Les risques de délais et de surcoûts sont très élevés concernant le projet du réacteur EPR de Flamanville selon EDF

centrale nucléaire

Les risques de délais et de coûts supplémentaires sont très élevés concernant le projet du réacteur EPR de Flamanville. C’est l’un des points majeurs mis en exergue par EDF lors de la publication de ses résultats pour le premier semestre en mettant en exergue les différents éléments portant à croire à un tel aboutissement.

Pour EDF, la présentation de son premier bilan semestriel 2021 a été une occasion pour faire le point sur le projet du réacteur EPR de Flamanville qui a débuté en 2007 pour une mise en service prévue en 2012, mais repoussée à fin 2022 voire en mi-2023 selon les estimations de la Cour des comptes.

Tout cela pour en venir au fait que cet énergéticien est en plein dans les travaux dans le but de respecter ce délai. Un objectif qui risque d’être difficile à atteindre selon ce fournisseur pointant du doigt les embarras liés au circuit secondaire principale de l’installation entraînant des chantiers et des coûts supplémentaires.

Des anomalies détectées

Dans son rapport, EDF a fait savoir que des anomalies ont été détectées en ce qui concerne le circuit secondaire principale du réacteur EPR de Flamanville en faisant allusion au non-respect des exigences du référentiel d’exclusion de rupture et à des écarts de qualité. De quoi inquiéter selon Greenpeace France se référant à l’arrêt du réacteur EPR numéro 1 de la centrale chinoise de Taishan en faisant valoir que :

Arrêter l’EPR de Taishan 1 est la bonne décision, au vu du risque que fait peser le combustible endommagé sur la sûreté du réacteur.

Et d’ajouter :

Si les dommages sont suffisamment importants pour déformer des éléments du combustible, ils peuvent compromettre l’insertion des barres de contrôle, ce qui pourrait conduire à un accident nucléaire.
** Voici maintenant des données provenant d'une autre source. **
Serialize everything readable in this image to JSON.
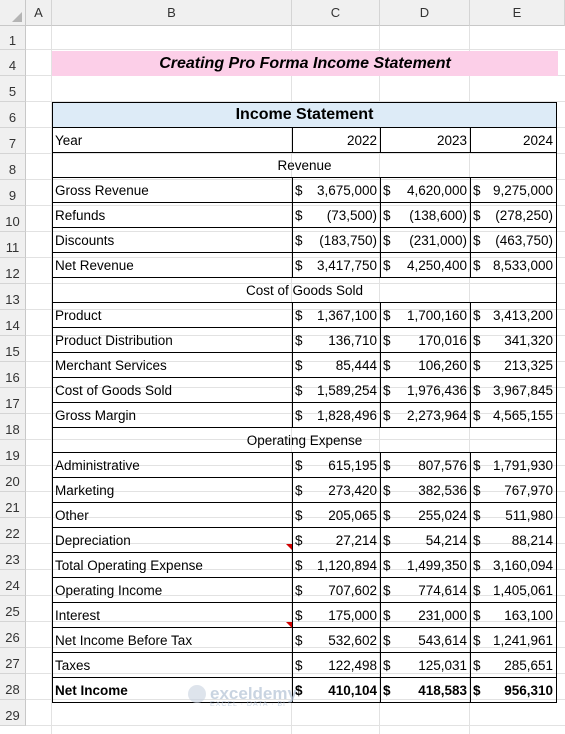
{
  "columns": [
    "A",
    "B",
    "C",
    "D",
    "E"
  ],
  "rows": [
    "1",
    "4",
    "5",
    "6",
    "7",
    "8",
    "9",
    "10",
    "11",
    "12",
    "13",
    "14",
    "15",
    "16",
    "17",
    "18",
    "19",
    "20",
    "21",
    "22",
    "23",
    "24",
    "25",
    "26",
    "27",
    "28",
    "29"
  ],
  "title": "Creating Pro Forma Income Statement",
  "statement": {
    "header": "Income Statement",
    "year_label": "Year",
    "years": [
      "2022",
      "2023",
      "2024"
    ],
    "sections": {
      "revenue": "Revenue",
      "cogs": "Cost of Goods Sold",
      "opex": "Operating Expense"
    },
    "lines": [
      {
        "label": "Gross Revenue",
        "v": [
          [
            "$",
            "3,675,000"
          ],
          [
            "$",
            "4,620,000"
          ],
          [
            "$",
            "9,275,000"
          ]
        ]
      },
      {
        "label": "Refunds",
        "v": [
          [
            "$",
            "(73,500)"
          ],
          [
            "$",
            "(138,600)"
          ],
          [
            "$",
            "(278,250)"
          ]
        ]
      },
      {
        "label": "Discounts",
        "v": [
          [
            "$",
            "(183,750)"
          ],
          [
            "$",
            "(231,000)"
          ],
          [
            "$",
            "(463,750)"
          ]
        ]
      },
      {
        "label": "Net Revenue",
        "v": [
          [
            "$",
            "3,417,750"
          ],
          [
            "$",
            "4,250,400"
          ],
          [
            "$",
            "8,533,000"
          ]
        ]
      },
      {
        "label": "Product",
        "v": [
          [
            "$",
            "1,367,100"
          ],
          [
            "$",
            "1,700,160"
          ],
          [
            "$",
            "3,413,200"
          ]
        ]
      },
      {
        "label": "Product Distribution",
        "v": [
          [
            "$",
            "136,710"
          ],
          [
            "$",
            "170,016"
          ],
          [
            "$",
            "341,320"
          ]
        ]
      },
      {
        "label": "Merchant Services",
        "v": [
          [
            "$",
            "85,444"
          ],
          [
            "$",
            "106,260"
          ],
          [
            "$",
            "213,325"
          ]
        ]
      },
      {
        "label": "Cost of Goods Sold",
        "v": [
          [
            "$",
            "1,589,254"
          ],
          [
            "$",
            "1,976,436"
          ],
          [
            "$",
            "3,967,845"
          ]
        ]
      },
      {
        "label": "Gross Margin",
        "v": [
          [
            "$",
            "1,828,496"
          ],
          [
            "$",
            "2,273,964"
          ],
          [
            "$",
            "4,565,155"
          ]
        ]
      },
      {
        "label": "Administrative",
        "v": [
          [
            "$",
            "615,195"
          ],
          [
            "$",
            "807,576"
          ],
          [
            "$",
            "1,791,930"
          ]
        ]
      },
      {
        "label": "Marketing",
        "v": [
          [
            "$",
            "273,420"
          ],
          [
            "$",
            "382,536"
          ],
          [
            "$",
            "767,970"
          ]
        ]
      },
      {
        "label": "Other",
        "v": [
          [
            "$",
            "205,065"
          ],
          [
            "$",
            "255,024"
          ],
          [
            "$",
            "511,980"
          ]
        ]
      },
      {
        "label": "Depreciation",
        "v": [
          [
            "$",
            "27,214"
          ],
          [
            "$",
            "54,214"
          ],
          [
            "$",
            "88,214"
          ]
        ]
      },
      {
        "label": "Total Operating Expense",
        "v": [
          [
            "$",
            "1,120,894"
          ],
          [
            "$",
            "1,499,350"
          ],
          [
            "$",
            "3,160,094"
          ]
        ]
      },
      {
        "label": "Operating Income",
        "v": [
          [
            "$",
            "707,602"
          ],
          [
            "$",
            "774,614"
          ],
          [
            "$",
            "1,405,061"
          ]
        ]
      },
      {
        "label": "Interest",
        "v": [
          [
            "$",
            "175,000"
          ],
          [
            "$",
            "231,000"
          ],
          [
            "$",
            "163,100"
          ]
        ]
      },
      {
        "label": "Net Income Before Tax",
        "v": [
          [
            "$",
            "532,602"
          ],
          [
            "$",
            "543,614"
          ],
          [
            "$",
            "1,241,961"
          ]
        ]
      },
      {
        "label": "Taxes",
        "v": [
          [
            "$",
            "122,498"
          ],
          [
            "$",
            "125,031"
          ],
          [
            "$",
            "285,651"
          ]
        ]
      },
      {
        "label": "Net Income",
        "v": [
          [
            "$",
            "410,104"
          ],
          [
            "$",
            "418,583"
          ],
          [
            "$",
            "956,310"
          ]
        ]
      }
    ]
  },
  "watermark": {
    "brand": "exceldemy",
    "tagline": "EXCEL · DATA · BI"
  }
}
Mais pour en revenir au vif du sujet, l’entreprise a souligné qu’à cause de ces problèmes, plus d’une centaine de travaux de soudures doivent être réinitialisés en pensant au procédé de réparation de :

  • Soudures de traversée ARE ;
  • Soudures hors traversées, situées sur le circuit secondaire principal ;
  • Piquages sur le circuit primaire principal avec lesquels la solution de colliers de maintien est privilégiée.

Ce, en précisant que la mise en œuvre de ces chantiers dépend de l’autorisation de l’ASN (Autorité de sûreté nucléaire) accordant pour l’heure son feu vert aux soudures de traversée ARE d’ores et déjà en cours.

EDF s’attend à des répercussions

Selon cet énergéticien, les anomalies susmentionnées ne seront pas sans impacts sur ce projet en cours depuis 2007 en pensant à la facture edf qui risque d’exploser et au délai qui ne sera pas respecté.

Concernant le premier point, l’énergéticien a tenu à préciser que ces travaux supplémentaires impliquent des surcoûts en soulignant que :

Si de nouvelles surprises devaient survenir, la facture serait plus lourde.

Et ce ne serait pas une grande première selon la Cour des comptes rappelant dans son rapport sur la filière publié en 2020 qu’en 2019, ce projet a coûté près de 19 milliards d’euros, alors que le budget initial était estimé à 3,5 milliards d’euros.

En ce qui concerne le délai, EDF a mentionné dans sa note que :

Le projet du réacteur EPR de Flamanville n’a plus de marges.

Non pas sans raison puisqu’avec ces soudures à refaire, l’avancée du chantier a fait machine arrière, alors que le chargement du combustible dans le réacteur est prévu pour fin 2022 pour ainsi dire qu’il ne reste plus qu’un an et des poussières pour rattraper le coup.